Tomas Gärtner, Dresdner Neueste Nachrichten, 16.09. 2015
Thomas Kunst ist durch und durch Dichter, mit äußerster Konsequenz. Da kann es einem dann passieren, man geht zur Premiere seines neuen Romans ins Kultur-Haus Loschwitz – und erlebt etwas, das so ganz anders ist, als man es sich vorgestellt hat. Den Titel „ Freie Folge“ dürfen wir programmatisch nehmen. Das Buch kann zum Leseabenteuer werden. Ungewöhnliche Literatur, das sagt man so hin, verlange dem Leser einiges ab.

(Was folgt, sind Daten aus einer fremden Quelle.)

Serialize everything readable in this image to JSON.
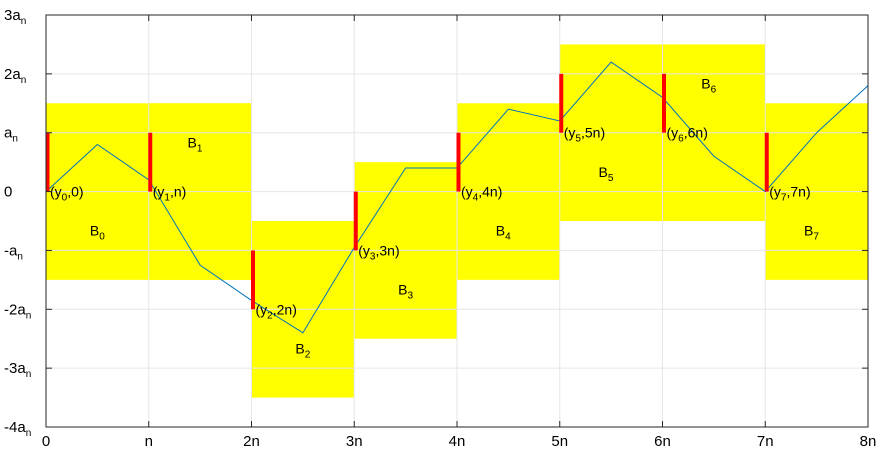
{
  "chart_data": {
    "type": "line",
    "title": "",
    "xlabel": "",
    "ylabel": "",
    "xlim": [
      0,
      8
    ],
    "ylim": [
      -4,
      3
    ],
    "grid": true,
    "colors": {
      "box_fill": "#ffff00",
      "line": "#0072bd",
      "marker": "#ff0000",
      "grid": "#e6e6e6",
      "axes": "#262626"
    },
    "x_ticks": [
      {
        "value": 0,
        "main": "0",
        "sub": ""
      },
      {
        "value": 1,
        "main": "n",
        "sub": ""
      },
      {
        "value": 2,
        "main": "2n",
        "sub": ""
      },
      {
        "value": 3,
        "main": "3n",
        "sub": ""
      },
      {
        "value": 4,
        "main": "4n",
        "sub": ""
      },
      {
        "value": 5,
        "main": "5n",
        "sub": ""
      },
      {
        "value": 6,
        "main": "6n",
        "sub": ""
      },
      {
        "value": 7,
        "main": "7n",
        "sub": ""
      },
      {
        "value": 8,
        "main": "8n",
        "sub": ""
      }
    ],
    "y_ticks": [
      {
        "value": 3,
        "main": "3a",
        "sub": "n"
      },
      {
        "value": 2,
        "main": "2a",
        "sub": "n"
      },
      {
        "value": 1,
        "main": "a",
        "sub": "n"
      },
      {
        "value": 0,
        "main": "0",
        "sub": ""
      },
      {
        "value": -1,
        "main": "-a",
        "sub": "n"
      },
      {
        "value": -2,
        "main": "-2a",
        "sub": "n"
      },
      {
        "value": -3,
        "main": "-3a",
        "sub": "n"
      },
      {
        "value": -4,
        "main": "-4a",
        "sub": "n"
      }
    ],
    "boxes": [
      {
        "main": "B",
        "sub": "0",
        "x": [
          0,
          2
        ],
        "y": [
          -1.5,
          1.5
        ],
        "label_at": [
          0.5,
          -0.75
        ]
      },
      {
        "main": "B",
        "sub": "1",
        "x": [
          1,
          2
        ],
        "y": [
          -1.5,
          1.5
        ],
        "label_at": [
          1.45,
          0.75
        ]
      },
      {
        "main": "B",
        "sub": "2",
        "x": [
          2,
          3
        ],
        "y": [
          -3.5,
          -0.5
        ],
        "label_at": [
          2.5,
          -2.75
        ]
      },
      {
        "main": "B",
        "sub": "3",
        "x": [
          3,
          4
        ],
        "y": [
          -2.5,
          0.5
        ],
        "label_at": [
          3.5,
          -1.75
        ]
      },
      {
        "main": "B",
        "sub": "4",
        "x": [
          4,
          5
        ],
        "y": [
          -1.5,
          1.5
        ],
        "label_at": [
          4.45,
          -0.75
        ]
      },
      {
        "main": "B",
        "sub": "5",
        "x": [
          5,
          7
        ],
        "y": [
          -0.5,
          2.5
        ],
        "label_at": [
          5.45,
          0.25
        ]
      },
      {
        "main": "B",
        "sub": "6",
        "x": [
          6,
          7
        ],
        "y": [
          -0.5,
          2.5
        ],
        "label_at": [
          6.45,
          1.75
        ]
      },
      {
        "main": "B",
        "sub": "7",
        "x": [
          7,
          8
        ],
        "y": [
          -1.5,
          1.5
        ],
        "label_at": [
          7.45,
          -0.75
        ]
      }
    ],
    "series": [
      {
        "x": [
          0,
          0.5,
          1,
          1.5,
          2,
          2.5,
          3,
          3.5,
          4,
          4.5,
          5,
          5.5,
          6,
          6.5,
          7,
          7.5,
          8
        ],
        "y": [
          0,
          0.8,
          0.2,
          -1.25,
          -1.85,
          -2.4,
          -0.95,
          0.4,
          0.4,
          1.4,
          1.2,
          2.2,
          1.6,
          0.6,
          0,
          1,
          1.8
        ]
      }
    ],
    "markers": [
      {
        "x": 0,
        "y": [
          0,
          1
        ],
        "label_main": "(y",
        "label_sub": "0",
        "label_tail": ",0)"
      },
      {
        "x": 1,
        "y": [
          0,
          1
        ],
        "label_main": "(y",
        "label_sub": "1",
        "label_tail": ",n)"
      },
      {
        "x": 2,
        "y": [
          -2,
          -1
        ],
        "label_main": "(y",
        "label_sub": "2",
        "label_tail": ",2n)"
      },
      {
        "x": 3,
        "y": [
          -1,
          0
        ],
        "label_main": "(y",
        "label_sub": "3",
        "label_tail": ",3n)"
      },
      {
        "x": 4,
        "y": [
          0,
          1
        ],
        "label_main": "(y",
        "label_sub": "4",
        "label_tail": ",4n)"
      },
      {
        "x": 5,
        "y": [
          1,
          2
        ],
        "label_main": "(y",
        "label_sub": "5",
        "label_tail": ",5n)"
      },
      {
        "x": 6,
        "y": [
          1,
          2
        ],
        "label_main": "(y",
        "label_sub": "6",
        "label_tail": ",6n)"
      },
      {
        "x": 7,
        "y": [
          0,
          1
        ],
        "label_main": "(y",
        "label_sub": "7",
        "label_tail": ",7n)"
      }
    ]
  }
}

Was nach Anstrengung klingt. Bei diesem Buch braucht der Leser das Gegenteil: Gelassenheit. Man hat ja Erwartungen. Selten wird einem das so bewußt wie hier. Man kann dann probieren, sie aufzugeben. Die Erwartung zum Beispiel, ein Roman sollte eine Art Kernfrucht sein: In der Mitte steckt eine Story drin , die sich knapp zusammenfassen läßt. Thomas Kunst gibt seinen Lesern beim Gespräch den Rat: „ Laß dich einfach treiben.“ Er selbst tut das auch. „ Ich lehne lineares Schreiben ab. Ich schreibe intuitiv. „ Dabei hört der in Leipzig lebende Autor, Jahrgang 1965, ständig Musik. „ Von der Musik erhoffe ich die Richtungsänderung meiner Ideen .“ Deshalb liegt hinten in dem Buch eine CD drin.“
Ein Soundtrack als Einladung, vielleicht auch, um dem Text innerlich zu lauschen wie Musik. Man stößt auf laufend wiederholte Wendungen wie „ und was weiß ich noch alles“ oder variierte Sätze, etwa: „ Den Jungen oder das Mädchen zu beschreiben, würde zu weit führen.“ Da werden dann weitere Personennamen eingesetzt.
Nur eins der Indizien dafür, wie sich der Autor gegen jedes konventionelle Erzählen sperrt.
Dabei geht es ihm gerade darum. „ In jedem meiner Gedichte erzähle ich. Ich bin wahrscheinlich der einzige, der das sogar in Sonetten praktiziert.“ Im Roman findet man mehrere dieser Langgedichte und Sonette. Darauf möchte er unseren Blick richten: „ Ich bin dem Geheimnis des Erzählens auf der Spur.“ Dafür verzichtet er bewußt auf Pläne, auf eine in sich logische Handlung. „ Ich will selber von dem überrascht sein, was ich schreibe.“ Es gibt einen Ausgangspunkt: Eltern, zwei Kinder, der Vater die Woche über abwesend, ein Dienstmädchen aus Rumänien, zwei Münsterländer, alle auf einem Anwesen, dahinter ein Wald. Hauptbeschäftigung ist die Jagd. Von da aus entwickelt es sich fort. Man gelangt nach Grönland, begegnet zwei Inuit-Frauen namens Pipaluk und Hulda. Dieser Autor hat eine Vorliebe für diese Art von Namen, bei denen sich sofort ein immenser Assoziationsraum auftut. Eingefügt sind zornige Bemerkungen über den Literaturbetrieb, ein Plädoyer für die vielfach ignorierte „ Natürlichkeit und Ungespreiztheit der Poesie.“
Am Ende landet man in Los Angeles, einfach, weil es der Autor so wollte. Worum es geht? Um nichts Spezielles. Dafür um alles : Liebe, Haß, Angst, vor allem Leidenschaft. Wie uns das geschildert wird, wirkt fremd bis befremdend, unheimlich, verstörend. Zu allererst aber ist dies ein Buch starker Sprachbilder und Wortwendungen. „ Die Unterholzradierungen. Das Älterwerden des Starrens auf einen Punkt“ zum Beispiel. Die „ ersoffenen Bleifiguren der Liebe.“ Oder: „ Die müde Selbstverständlichkeit des Morgenlichtes .“ Dazwischen wird mit fachsprachlich klingenden Substantivierungen ironisches Spiel getrieben. Und irrsinnige, verschrobene Sätze von sperriger Schönheit findet man. Den etwa: „ Der Irrglaube, daß ein verstimmter Flügel in dieser Gegend des Landes zu einer befreiten Verzahnung mit den entgegenkommenden Wünschen eines neuen, übernächtigten Lebens führen konnte, hatte das Zeug dazu, die üblichen Daseinsformen zu irritieren.“ Da hat man zu knabbern und bleibt ratlos zurück. Weil man das Vertraute nicht findet. Dieser Poet will uns in unbekannte Sprachregionen locken.